• Holography
• interaction
• deuteron
• baryons
• Sakai-Sugimoto

In this thesis we build a model that can be used to describe baryon dynamics, and in particular we look for an interaction potential between the basic nucleons (proton and neutron). To do that, we follow an approach that mixes two ideas: the description of particles as topological solitons in nonlinear field theory and the Anti de Sitter / Conformal Field Theory (AdS/CFT) correspondence.

We study large N QCD by studying the action of the low energy modes of a string theory. We see that this theory adimts topological solitons called instantons, and quantization of the degrees of freedom of an instantonic field of charge one creates a quantum system with states whose transformation properties and quantum numbers are just right to interpret them as states with a definite rest energy, an impulse, a spin and an isospin degrees of freedom.
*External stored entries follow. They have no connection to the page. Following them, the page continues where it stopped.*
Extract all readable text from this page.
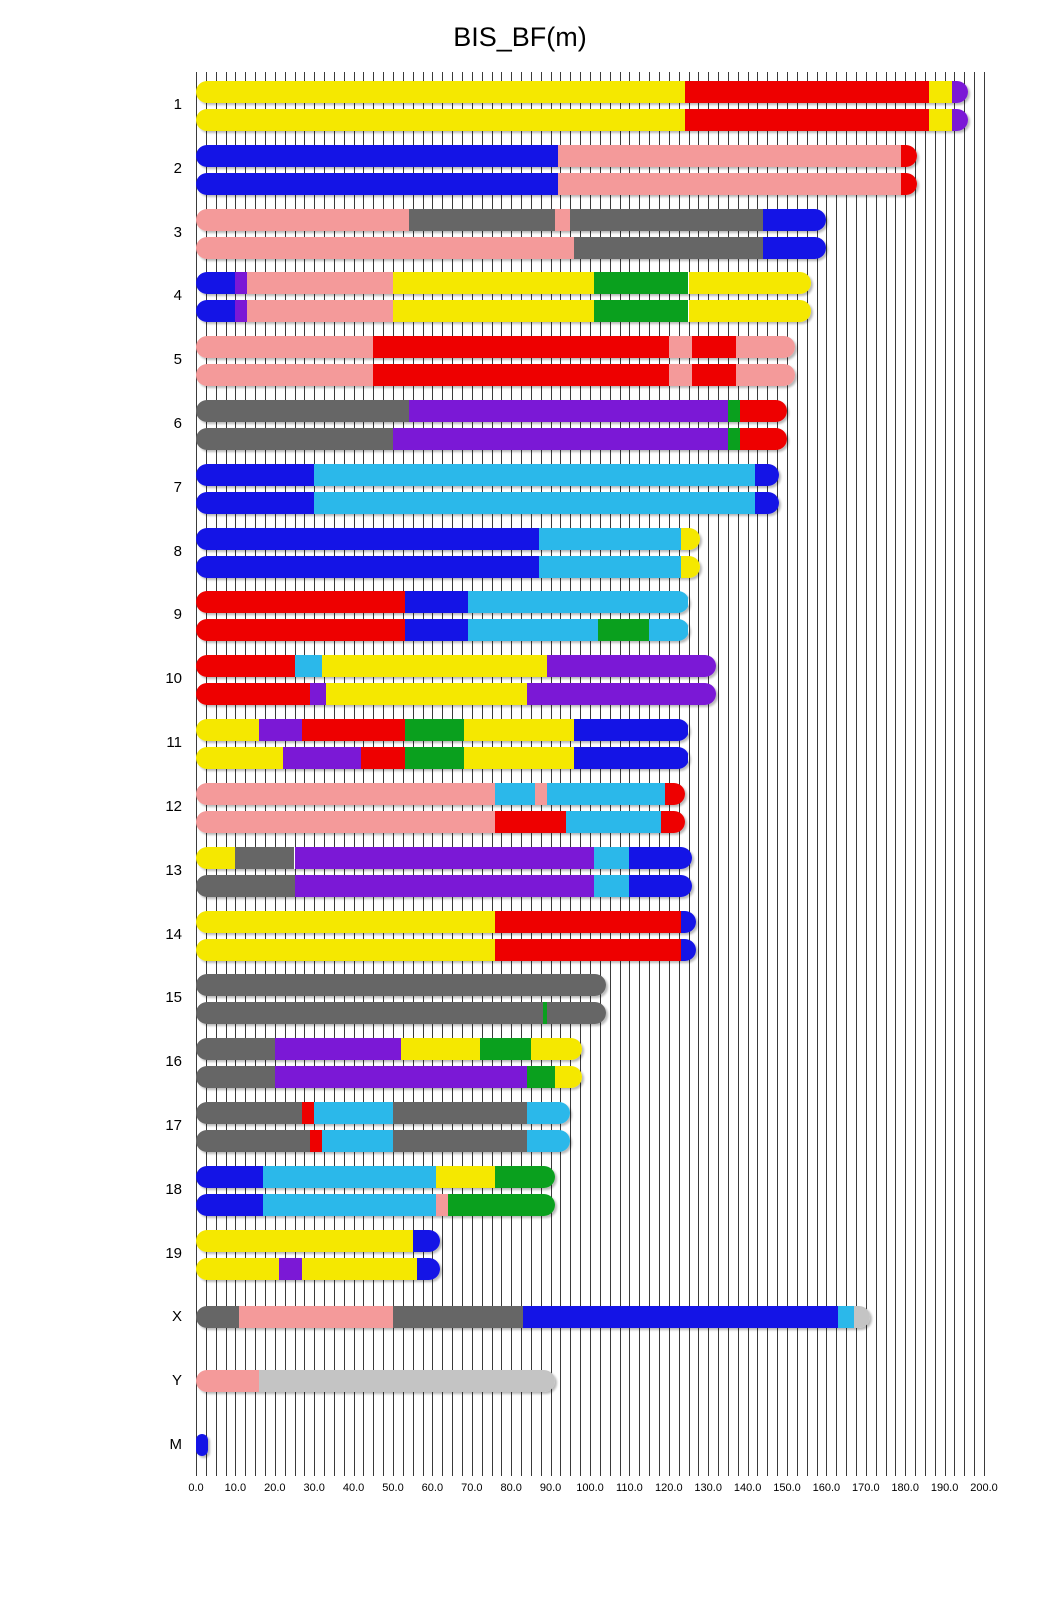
BIS_BF(m)
1
2
3
4
5
6
7
8
9
10
11
12
13
14
15
16
17
18
19
X
Y
M
0.0 10.0 20.0 30.0 40.0 50.0 60.0 70.0 80.0 90.0 100.0 110.0 120.0 130.0 140.0 150.0 160.0 170.0 180.0 190.0 200.0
In this picture, we build a charge two field configuration by gluing together two single charge instanton solutions. Due to the non linearity of the theory, this solution is approximative, and we show that it holds in the limit of large 't Hooft coupling. In those limits, we compute the energy of this field configuration, and interpret the result as a potential of interaction between instantons. This is proposed as a classical potential for baryon interaction, and its structure as infinite sum of Yukawa monopole and dipole interactions is interpreted as the classical analogue of an exchange interaction with a meson mediator. We show how the masses of baryons and mesons can be computed in this model.

After computing the potential, we quantize the coordinates of the two instanton fields, and impose physical constraints to restrict the spectrum of the system. We see that the internal degrees of freedom of the system can be rearranged and interpreted as total spin and isospin of the system, and that they assume only integer values. Among the states that are compatible with our constraints, we find a state with the right angular quantum numbers (spin one and isospin zero) and interpret it as deuteron state. We compute the stability of this state with respect to the splitting in two separated baryons, and make a similar analysis for other low energy states in the spectrum. We comment the large N and large 't Hooft coupling limit, comparing our results with the qualitative predictions of large N QCD, and extrapolate the binding energy of the deuteron.